Becoming a self-second society:

Illustration by Destiny Kranthoven.

Staff Editorial:

American culture is ever evolving, but, is becoming increasingly self-centered. As a society, we view outsiders and other cultures as being less than our way of life. As we grow into this individualistic society, we lose the benefits, and quite frankly the incredible diversity, which comes with sharing life with people of other cultures.  It’s this loss of the communal sharing of life that hurts our nation in the long run.      

Our societal past has been riddled with the “conform or else” way of thinking. From the time of our arrival in this land, we sought the expansion of our land ownership and our manifest destiny. When the indigenous peoples proved to be a roadblock to our expansion efforts, we forced bison to the brink of extinction in order to force those peoples onto reservations where we would provide for them, if they played by our rules. Never mind the fact that they were here first.   

Fast forward several hundred years and you find yourself amid the modern political climate where our leaders find it acceptable to do away with protections for immigrants from “shithole” countries.   

Are we doomed to self-centered self-destruction or is there something we can do to avert our demise?   Maybe.

The 195 countries in the world today are home to countless cultures, societies, religions and people groups. It’s time we look at these diverse cultures with respect and dignity.    For example, Japanese culture revolves heavily around respect and thinking of others. The Japanese culture puts others first and self second. It’s in the little things like the way a food stall owner serves you with a smile, to the way everyone lines up on the right to stand on an escalator so that others, who are in a hurry, can pass on the left. While there are small pockets of this happening around the US, this “others first” mentality is one we could stand to adopt on a grand scale.   

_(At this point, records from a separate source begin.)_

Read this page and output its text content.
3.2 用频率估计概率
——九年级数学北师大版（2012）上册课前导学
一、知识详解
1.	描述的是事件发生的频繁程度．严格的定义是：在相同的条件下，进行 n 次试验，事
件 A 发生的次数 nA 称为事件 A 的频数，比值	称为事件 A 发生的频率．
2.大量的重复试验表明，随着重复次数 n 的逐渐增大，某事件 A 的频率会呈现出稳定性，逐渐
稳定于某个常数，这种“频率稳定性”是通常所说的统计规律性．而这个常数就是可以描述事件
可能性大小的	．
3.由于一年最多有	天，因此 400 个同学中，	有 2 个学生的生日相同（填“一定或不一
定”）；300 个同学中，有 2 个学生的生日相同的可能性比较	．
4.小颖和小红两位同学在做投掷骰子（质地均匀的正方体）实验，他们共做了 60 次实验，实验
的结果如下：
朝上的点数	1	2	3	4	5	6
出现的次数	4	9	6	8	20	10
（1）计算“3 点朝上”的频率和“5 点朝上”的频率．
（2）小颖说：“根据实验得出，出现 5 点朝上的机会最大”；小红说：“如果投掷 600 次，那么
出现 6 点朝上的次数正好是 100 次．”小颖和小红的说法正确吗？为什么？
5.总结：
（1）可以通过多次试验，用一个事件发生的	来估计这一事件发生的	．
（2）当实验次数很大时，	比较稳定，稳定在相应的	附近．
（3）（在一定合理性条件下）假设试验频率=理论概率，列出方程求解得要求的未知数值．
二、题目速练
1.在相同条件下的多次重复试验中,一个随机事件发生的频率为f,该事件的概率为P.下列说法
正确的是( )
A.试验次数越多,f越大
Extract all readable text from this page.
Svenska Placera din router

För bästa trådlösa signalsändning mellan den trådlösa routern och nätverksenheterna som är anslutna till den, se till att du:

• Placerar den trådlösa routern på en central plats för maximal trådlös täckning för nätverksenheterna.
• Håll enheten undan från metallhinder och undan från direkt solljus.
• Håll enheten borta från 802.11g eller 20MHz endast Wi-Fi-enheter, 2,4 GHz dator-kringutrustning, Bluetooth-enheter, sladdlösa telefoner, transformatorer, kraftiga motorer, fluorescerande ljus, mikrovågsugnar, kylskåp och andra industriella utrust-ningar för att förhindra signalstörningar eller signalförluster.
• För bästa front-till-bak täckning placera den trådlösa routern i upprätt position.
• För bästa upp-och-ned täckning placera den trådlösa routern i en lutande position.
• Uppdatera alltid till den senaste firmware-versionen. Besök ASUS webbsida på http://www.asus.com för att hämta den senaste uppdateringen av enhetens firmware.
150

We, the Ranger staff, challenge you to start effecting change in your community. The best way to learn anything is by experiencing it. We challenge you to find someone from a different culture and spend some dedicated time learning about who he or she is at his at her core and what makes him or her unique. You could even try living with an immigrant family or visit their country of origin. Each interaction is an opportunity to learn and grow.